Sunday, April 17, 2011

It's Official

We are missionaries!

I would have never dreamed that I wold grow up to be a missionary. But here we are ready to follow where God leads.

PK and I drove to WGM headquarters in Indiana (with a quick stop for deep-dish pizza in Chicago) last weekend for the finale to a long a series of tests, psych evaluations and mountains of paperwork--the interview. After a Bible exam that the disciples themselves would have had trouble passing, we were intimidated to say the least.

One thing we've learned about being a missionary over the past year is that most of our colleagues all seem to have either grown up as an MK (missionary kid) or have been missionaries for longer than we've been alive. PK and I, on the other hand, had never even met a missionary before our journey began. In comparison, we're the toddlers in an unfamiliar world with even it's own language (and I don't mean Spanish!). So an interview with "The Board" was enough to have both of us shaking in our laymen boots.

And boy do they take their job seriously! It was a full weekend of meetings, tests, psych evaluations and culminating in a scary boardroom interview with the members of the committee who would decide whether we were good candidates to be missionaries. In fact, I'm pretty certain there are more than a few people in Indiana that know things about us that even our own parents don't know!

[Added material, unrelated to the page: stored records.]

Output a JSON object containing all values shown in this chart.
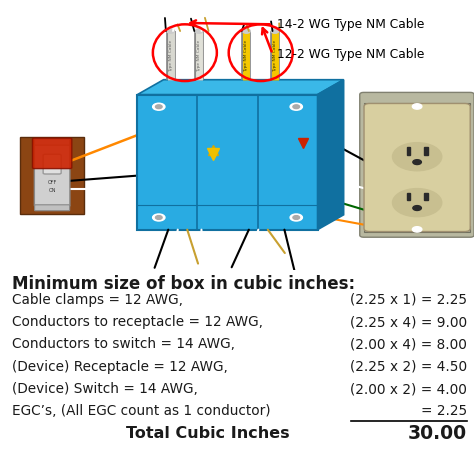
{
  "title_text": "Minimum size of box in cubic inches:",
  "rows": [
    {
      "left": "Cable clamps = 12 AWG,",
      "right": "(2.25 x 1) = 2.25"
    },
    {
      "left": "Conductors to receptacle = 12 AWG,",
      "right": "(2.25 x 4) = 9.00"
    },
    {
      "left": "Conductors to switch = 14 AWG,",
      "right": "(2.00 x 4) = 8.00"
    },
    {
      "left": "(Device) Receptacle = 12 AWG,",
      "right": "(2.25 x 2) = 4.50"
    },
    {
      "left": "(Device) Switch = 14 AWG,",
      "right": "(2.00 x 2) = 4.00"
    },
    {
      "left": "EGC’s, (All EGC count as 1 conductor)",
      "right": "= 2.25"
    }
  ],
  "total_left": "Total Cubic Inches",
  "total_right": "30.00",
  "label1": "14-2 WG Type NM Cable",
  "label2": "12-2 WG Type NM Cable",
  "bg_color": "#ffffff",
  "text_color": "#1a1a1a",
  "title_fontsize": 12,
  "row_fontsize": 9.8,
  "total_fontsize": 11.5,
  "figure_width": 4.74,
  "figure_height": 4.74,
  "dpi": 100,
  "box_blue": "#29abe2",
  "box_blue_dark": "#1070a0",
  "box_blue_top": "#3ab8e8",
  "switch_gray": "#c8c8c8",
  "switch_red": "#cc2200",
  "outlet_cream": "#d8cfa0",
  "outlet_bg": "#c0b890",
  "wire_orange": "#ff8800",
  "wire_gold": "#c8a030",
  "wire_yellow_nut": "#f0c000",
  "cable_white": "#e8e8e0",
  "cable_yellow": "#f5c800"
}
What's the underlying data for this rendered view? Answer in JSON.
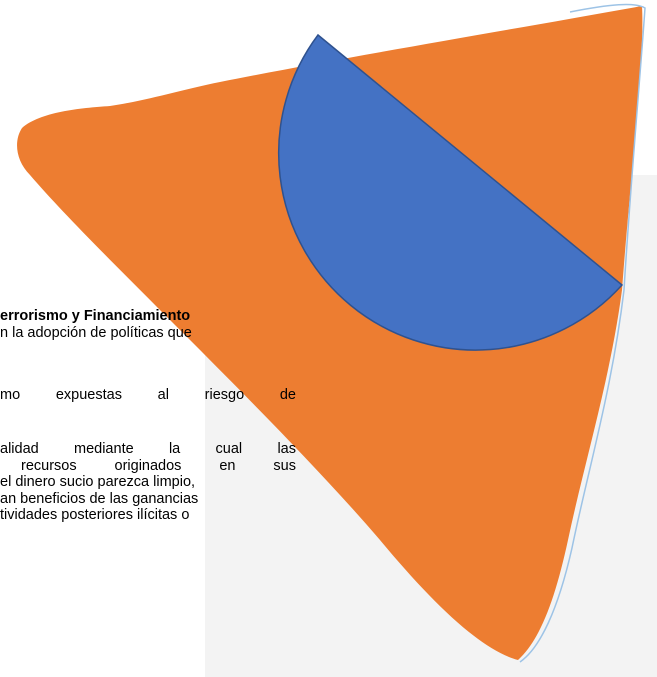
{
  "document": {
    "lines": [
      "errorismo y Financiamiento",
      "n la adopción de políticas que",
      "mo expuestas al riesgo de",
      "alidad mediante la cual las",
      "recursos originados en sus",
      "el dinero sucio parezca limpio,",
      "an beneficios de las ganancias",
      "tividades posteriores ilícitas o"
    ]
  }
}
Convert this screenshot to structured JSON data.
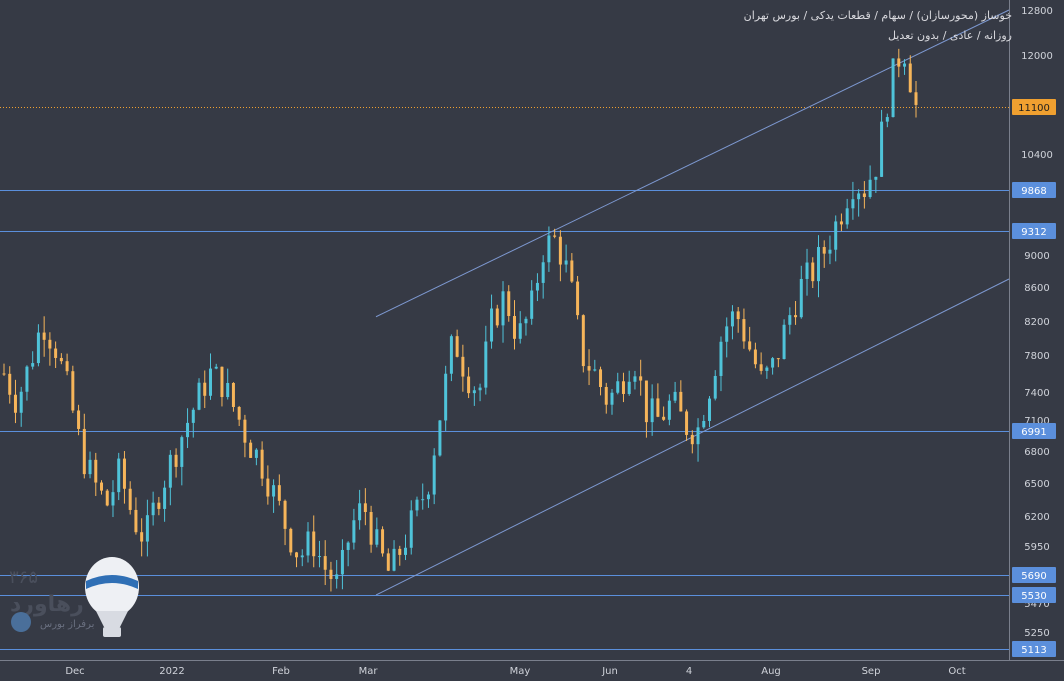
{
  "header": {
    "line1": "خوساز (محورسازان) / سهام / قطعات یدکی / بورس تهران",
    "line2": "روزانه / عادی / بدون تعدیل"
  },
  "watermark": {
    "digits": "۳۶۵",
    "brand": "رهاورد",
    "tagline": "برفراز بورس"
  },
  "colors": {
    "background": "#363a45",
    "up": "#4fc3d9",
    "down": "#f6b55a",
    "level_line": "#5b8fdc",
    "channel": "#7d98d0",
    "price_line": "#f0a030",
    "axis_text": "#d0d3da"
  },
  "chart_data": {
    "type": "candlestick",
    "x_ticks": [
      "Dec",
      "2022",
      "Feb",
      "Mar",
      "May",
      "Jun",
      "4",
      "Aug",
      "Sep",
      "Oct"
    ],
    "y_ticks": [
      12800,
      12000,
      10400,
      9000,
      8600,
      8200,
      7800,
      7400,
      7100,
      6800,
      6500,
      6200,
      5950,
      5470,
      5250
    ],
    "levels": [
      {
        "value": 9868,
        "label": "9868"
      },
      {
        "value": 9312,
        "label": "9312"
      },
      {
        "value": 6991,
        "label": "6991"
      },
      {
        "value": 5690,
        "label": "5690"
      },
      {
        "value": 5530,
        "label": "5530"
      },
      {
        "value": 5113,
        "label": "5113"
      }
    ],
    "last_price": {
      "value": 11100,
      "label": "11100"
    },
    "channel": {
      "upper": [
        [
          "Mar",
          8250
        ],
        [
          "Oct",
          12800
        ]
      ],
      "lower": [
        [
          "Mar",
          5530
        ],
        [
          "Oct",
          8700
        ]
      ]
    },
    "price_path": [
      7600,
      7300,
      7700,
      8200,
      7900,
      7400,
      6800,
      6500,
      6300,
      6600,
      6200,
      6000,
      6400,
      6700,
      7000,
      7300,
      7600,
      7500,
      7200,
      6900,
      6700,
      6400,
      6100,
      5850,
      6000,
      5750,
      5600,
      6100,
      6300,
      5950,
      5700,
      5950,
      6200,
      6500,
      7200,
      8000,
      7600,
      7400,
      8200,
      8500,
      8000,
      8300,
      9100,
      9200,
      8700,
      7800,
      7600,
      7300,
      7500,
      7800,
      7200,
      7100,
      7300,
      7050,
      7000,
      7500,
      8100,
      8300,
      7900,
      7500,
      7700,
      8200,
      8600,
      8800,
      9100,
      9500,
      10000,
      9900,
      10300,
      11500,
      12200,
      11100
    ]
  }
}
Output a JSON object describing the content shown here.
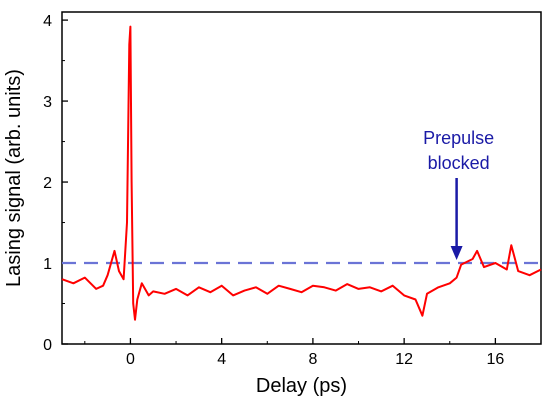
{
  "chart_data": {
    "type": "line",
    "title": "",
    "xlabel": "Delay (ps)",
    "ylabel": "Lasing signal (arb. units)",
    "xlim": [
      -3,
      18
    ],
    "ylim": [
      0,
      4.1
    ],
    "x_ticks": [
      0,
      4,
      8,
      12,
      16
    ],
    "x_tick_labels": [
      "0",
      "4",
      "8",
      "12",
      "16"
    ],
    "y_ticks": [
      0,
      1,
      2,
      3,
      4
    ],
    "y_tick_labels": [
      "0",
      "1",
      "2",
      "3",
      "4"
    ],
    "grid": false,
    "series": [
      {
        "color": "#ff0000",
        "x": [
          -3.0,
          -2.5,
          -2.0,
          -1.5,
          -1.2,
          -1.0,
          -0.7,
          -0.5,
          -0.3,
          -0.15,
          -0.05,
          0.0,
          0.05,
          0.12,
          0.2,
          0.3,
          0.5,
          0.8,
          1.0,
          1.5,
          2.0,
          2.5,
          3.0,
          3.5,
          4.0,
          4.5,
          5.0,
          5.5,
          6.0,
          6.5,
          7.0,
          7.5,
          8.0,
          8.5,
          9.0,
          9.5,
          10.0,
          10.5,
          11.0,
          11.5,
          12.0,
          12.5,
          12.8,
          13.0,
          13.5,
          14.0,
          14.3,
          14.5,
          15.0,
          15.2,
          15.5,
          16.0,
          16.5,
          16.7,
          17.0,
          17.5,
          18.0
        ],
        "y": [
          0.8,
          0.75,
          0.82,
          0.68,
          0.72,
          0.85,
          1.15,
          0.9,
          0.8,
          1.5,
          3.7,
          3.92,
          2.0,
          0.5,
          0.3,
          0.55,
          0.75,
          0.6,
          0.65,
          0.62,
          0.68,
          0.6,
          0.7,
          0.64,
          0.72,
          0.6,
          0.66,
          0.7,
          0.62,
          0.72,
          0.68,
          0.64,
          0.72,
          0.7,
          0.66,
          0.74,
          0.68,
          0.7,
          0.65,
          0.72,
          0.6,
          0.55,
          0.35,
          0.62,
          0.7,
          0.75,
          0.82,
          0.98,
          1.05,
          1.15,
          0.95,
          1.0,
          0.92,
          1.22,
          0.9,
          0.85,
          0.92
        ]
      }
    ],
    "reference_line": {
      "y": 1.0,
      "style": "dashed",
      "color": "#6b74d6"
    },
    "annotation": {
      "lines": [
        "Prepulse",
        "blocked"
      ],
      "arrow_x": 14.3,
      "arrow_y": 1.0,
      "color": "#1a1aa6"
    }
  }
}
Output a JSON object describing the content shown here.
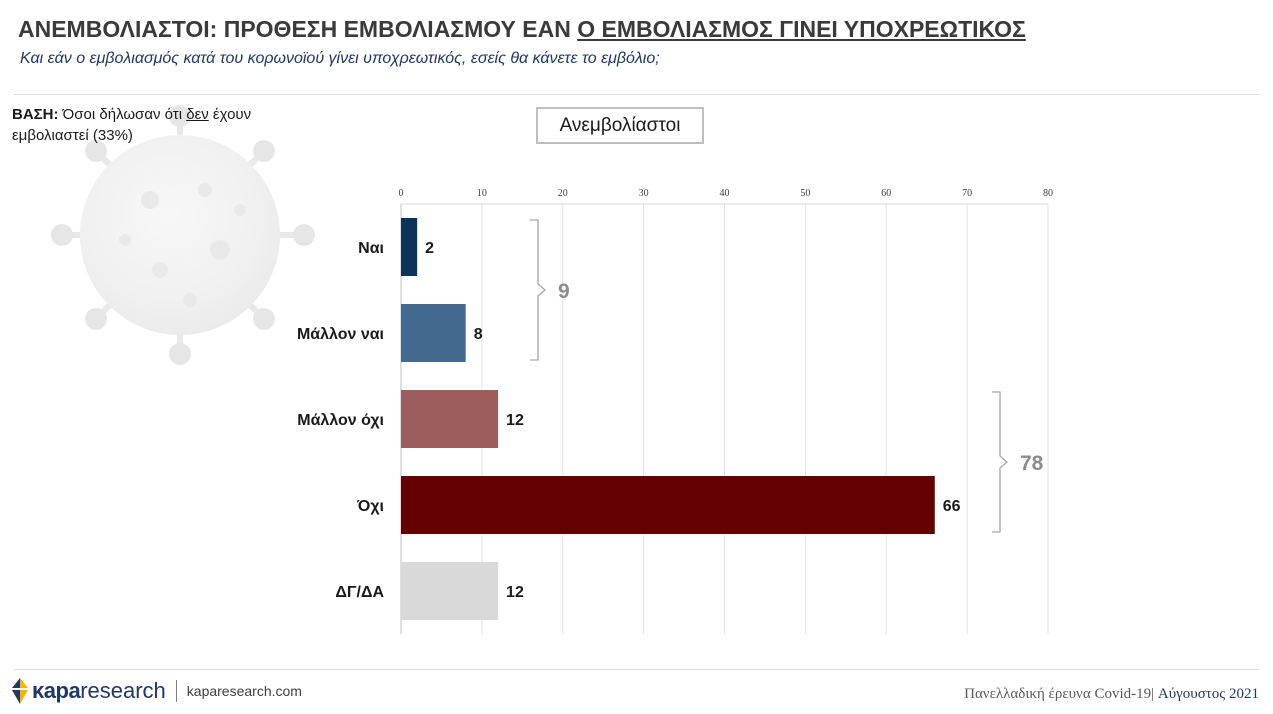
{
  "header": {
    "title_part1": "ΑΝΕΜΒΟΛΙΑΣΤΟΙ: ΠΡΟΘΕΣΗ ΕΜΒΟΛΙΑΣΜΟΥ ΕΑΝ ",
    "title_part2": "Ο ΕΜΒΟΛΙΑΣΜΟΣ ΓΙΝΕΙ ΥΠΟΧΡΕΩΤΙΚΟΣ",
    "subtitle": "Και εάν ο εμβολιασμός κατά του κορωνοϊού γίνει υποχρεωτικός, εσείς θα κάνετε το εμβόλιο;"
  },
  "base": {
    "label": "ΒΑΣΗ:",
    "text1": " Όσοι δήλωσαν ότι ",
    "text2": "δεν",
    "text3": " έχουν εμβολιαστεί (33%)"
  },
  "footer": {
    "brand_kapa": "κapa",
    "brand_research": "research",
    "site": "kaparesearch.com",
    "survey": "Πανελλαδική έρευνα Covid-19| ",
    "month": "Αύγουστος 2021"
  },
  "chart_data": {
    "type": "bar",
    "orientation": "horizontal",
    "title": "Ανεμβολίαστοι",
    "categories": [
      "Ναι",
      "Μάλλον ναι",
      "Μάλλον όχι",
      "Όχι",
      "ΔΓ/ΔΑ"
    ],
    "values": [
      2,
      8,
      12,
      66,
      12
    ],
    "colors": [
      "#0e3358",
      "#43698f",
      "#9c5d5d",
      "#620000",
      "#d9d9d9"
    ],
    "xlim": [
      0,
      80
    ],
    "xticks": [
      0,
      10,
      20,
      30,
      40,
      50,
      60,
      70,
      80
    ],
    "grid": true,
    "xaxis_position": "top",
    "groups": [
      {
        "label": "9",
        "from_category": "Ναι",
        "to_category": "Μάλλον ναι"
      },
      {
        "label": "78",
        "from_category": "Μάλλον όχι",
        "to_category": "Όχι"
      }
    ]
  }
}
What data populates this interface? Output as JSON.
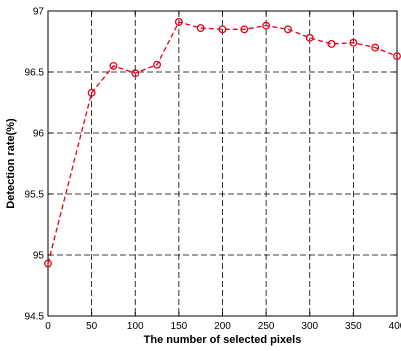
{
  "chart_data": {
    "type": "line",
    "title": "",
    "xlabel": "The number of selected pixels",
    "ylabel": "Detection rate(%)",
    "xlim": [
      0,
      400
    ],
    "ylim": [
      94.5,
      97
    ],
    "x_ticks": [
      0,
      50,
      100,
      150,
      200,
      250,
      300,
      350,
      400
    ],
    "y_ticks": [
      94.5,
      95,
      95.5,
      96,
      96.5,
      97
    ],
    "x_tick_labels": [
      "0",
      "50",
      "100",
      "150",
      "200",
      "250",
      "300",
      "350",
      "400"
    ],
    "y_tick_labels": [
      "94.5",
      "95",
      "95.5",
      "96",
      "96.5",
      "97"
    ],
    "grid": true,
    "legend": "none",
    "series": [
      {
        "color": "#e8001c",
        "line_style": "dashed",
        "marker": "circle",
        "x": [
          0,
          50,
          75,
          100,
          125,
          150,
          175,
          200,
          225,
          250,
          275,
          300,
          325,
          350,
          375,
          400
        ],
        "y": [
          94.93,
          96.33,
          96.55,
          96.49,
          96.56,
          96.91,
          96.86,
          96.85,
          96.85,
          96.88,
          96.85,
          96.78,
          96.73,
          96.74,
          96.7,
          96.63
        ]
      }
    ]
  }
}
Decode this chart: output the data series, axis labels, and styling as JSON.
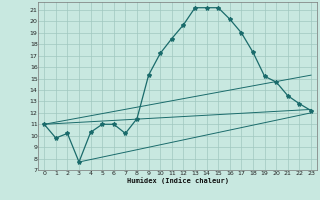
{
  "title": "",
  "xlabel": "Humidex (Indice chaleur)",
  "background_color": "#c8e8e0",
  "grid_color": "#a0c8c0",
  "line_color": "#1a6b6b",
  "xlim": [
    -0.5,
    23.5
  ],
  "ylim": [
    7,
    21.7
  ],
  "yticks": [
    7,
    8,
    9,
    10,
    11,
    12,
    13,
    14,
    15,
    16,
    17,
    18,
    19,
    20,
    21
  ],
  "xticks": [
    0,
    1,
    2,
    3,
    4,
    5,
    6,
    7,
    8,
    9,
    10,
    11,
    12,
    13,
    14,
    15,
    16,
    17,
    18,
    19,
    20,
    21,
    22,
    23
  ],
  "curve1_x": [
    0,
    1,
    2,
    3,
    4,
    5,
    6,
    7,
    8,
    9,
    10,
    11,
    12,
    13,
    14,
    15,
    16,
    17,
    18,
    19,
    20,
    21,
    22,
    23
  ],
  "curve1_y": [
    11,
    9.8,
    10.2,
    7.7,
    10.3,
    11.0,
    11.0,
    10.2,
    11.5,
    15.3,
    17.2,
    18.5,
    19.7,
    21.2,
    21.2,
    21.2,
    20.2,
    19.0,
    17.3,
    15.2,
    14.7,
    13.5,
    12.8,
    12.2
  ],
  "curve2_x": [
    0,
    23
  ],
  "curve2_y": [
    11.0,
    15.3
  ],
  "curve3_x": [
    0,
    23
  ],
  "curve3_y": [
    11.0,
    12.3
  ],
  "curve4_x": [
    3,
    23
  ],
  "curve4_y": [
    7.7,
    12.0
  ]
}
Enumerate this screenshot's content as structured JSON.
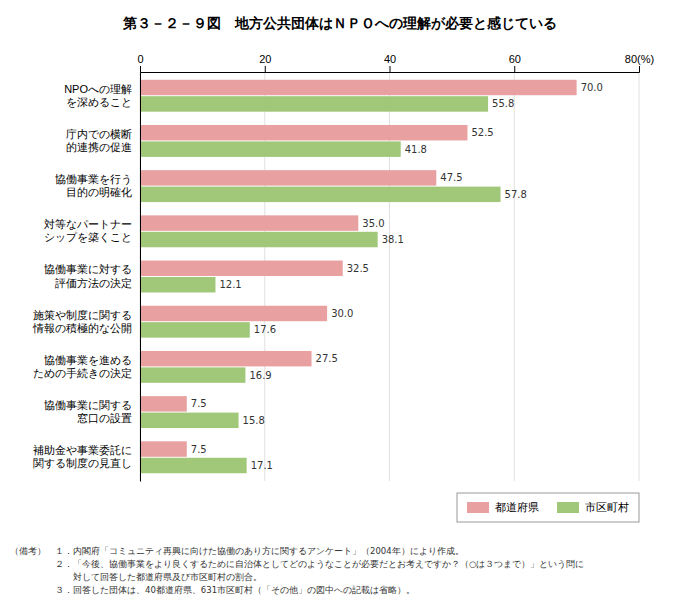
{
  "chart_data": {
    "type": "bar",
    "orientation": "horizontal",
    "title": "第３－２－９図　地方公共団体はＮＰＯへの理解が必要と感じている",
    "categories": [
      "NPOへの理解\nを深めること",
      "庁内での横断\n的連携の促進",
      "協働事業を行う\n目的の明確化",
      "対等なパートナー\nシップを築くこと",
      "協働事業に対する\n評価方法の決定",
      "施策や制度に関する\n情報の積極的な公開",
      "協働事業を進める\nための手続きの決定",
      "協働事業に関する\n窓口の設置",
      "補助金や事業委託に\n関する制度の見直し"
    ],
    "series": [
      {
        "name": "都道府県",
        "color": "#e8a0a0",
        "values": [
          70.0,
          52.5,
          47.5,
          35.0,
          32.5,
          30.0,
          27.5,
          7.5,
          7.5
        ],
        "value_labels": [
          "70.0",
          "52.5",
          "47.5",
          "35.0",
          "32.5",
          "30.0",
          "27.5",
          "7.5",
          "7.5"
        ]
      },
      {
        "name": "市区町村",
        "color": "#a0c878",
        "values": [
          55.8,
          41.8,
          57.8,
          38.1,
          12.1,
          17.6,
          16.9,
          15.8,
          17.1
        ]
      }
    ],
    "xlim": [
      0,
      80
    ],
    "xticks": [
      0,
      20,
      40,
      60,
      {
        "value": 80,
        "label": "80(%)"
      }
    ],
    "grid": true,
    "data_labels": true,
    "legend": "lower right",
    "annotations": [
      "（備考）　１．内閣府「コミュニティ再興に向けた協働のあり方に関するアンケート」（2004年）により作成。",
      "　　　　　２．「今後、協働事業をより良くするために自治体としてどのようなことが必要だとお考えですか？（○は３つまで）」という問に",
      "　　　　　　　対して回答した都道府県及び市区町村の割合。",
      "　　　　　３．回答した団体は、40都道府県、631市区町村（「その他」の図中への記載は省略）。"
    ]
  }
}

Oh, we tried to remind ourselves that they had already unleashed us on over 100 boys for an entire year, so surely they couldn't reject us now. But there was always that little fear in the back of our minds that maybe we just weren't good enough. Finally, the last interview was over and there was nothing left, but to ask the Lord to open the door for us to walk through or close it if we were meant for something else. Thankfully, the suspense didn't last long and we received word last week that we've been accepted as Missionary Disciples to Honduras!

We are excited that this time WGM won't just send us out to find our way on our own and will be providing some much-needed training. In fact, they have recommended a Bible certificate program that will help ground our ministry in Biblical principle and make us better prepared to share the gospel. We'll be taking the classes this year online and we'll have a coach to help walk us through the fundraising mountains that lies ahead.

So, there it is. God has given us a path and we stand eager to follow. It's official. We are missionaries.